Not exactly. There’s an exception to this principle, and that’s the ACLs used for filtering traffic going through VPN tunnels. They are called “group policy access lists” or just “vpn filters” (from the “vpn-filter” CLI command used to configure them). In those ACLs, the definition of source and destination is turned upside down. Though not always. It’s more like you no longer know what they are – at all. Source is now everything that’s on the remote side of the tunnel, and destination is local to the firewall. The logic is now very different, even though the syntax remains the same.
Now, let’s take a look at what this means for our security. We will consider the same ACL, first its meaning when used for standard access rules, and then its vpn filter meaning.
access-list web-access extended permit tcp 192.168.1.0 255.255.255.0 host 5.5.5.5 eq http
This rule will allow all our internal users on 192.168.1.0/24 network to access the external web server on 5.5.5.5. It’s very straightforward, does exactly what we want it to, no surprises here. But if that web server happens to sit on the other side of a VPN tunnel, everything changes. We need to rewrite the rule to put that web server as the source, since it’s on the remote end, and our internal network as the destination:
access-list web-access extended permit tcp host 5.5.5.5 eq http 192.168.1.0 255.255.255.0
It achieves the same result, but also something else, completely unintended and very insecure. Now, anyone, who has root access to that web server, will be able to access any tcp port on any host on 192.168.1.0 network, as long as they can open that connection with port 80 as the source. The ASA no longer knows which side has to initiate the connection and doesn’t have any means to distinguish between legitimate client-to-webserver connection and someone running netcat to hit the client network. The client network is suddenly no more secure than that remote web server.

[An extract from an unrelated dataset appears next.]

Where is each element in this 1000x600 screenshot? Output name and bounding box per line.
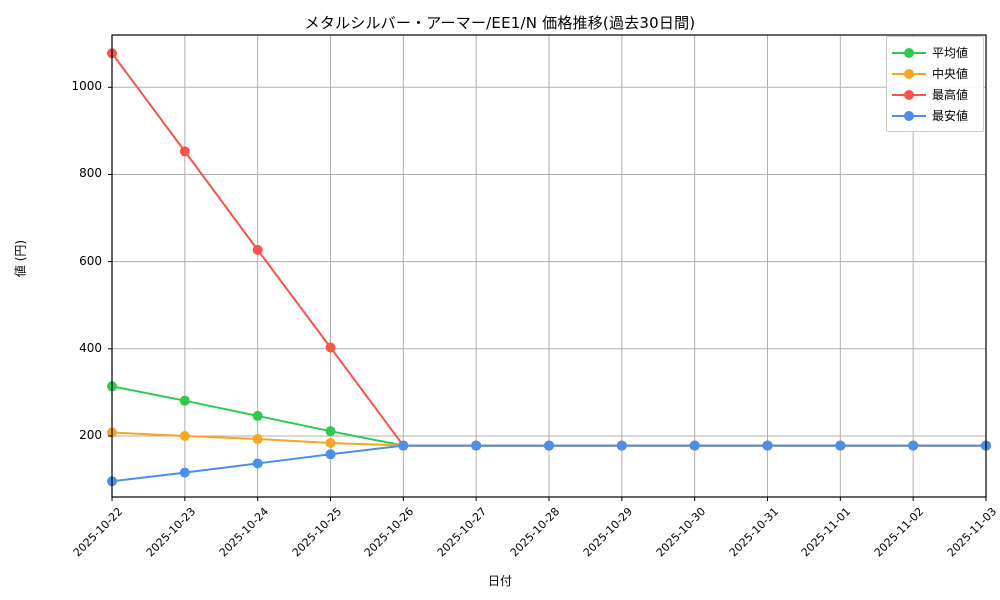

And this is why VPN filters are evil.
P.S. VPN filters actually have one useful capability, which is conspicuously absent from standard ASA access control mechanism: by the virtue of being applied to traffic between two specific sets of networks, they effectively implement the concept of zones, so popular (and so useful!) in other vendors’ firewalls. I’ll cover this concept – or rather the lack of it and the nastiness of the necessary workarounds – in a future post.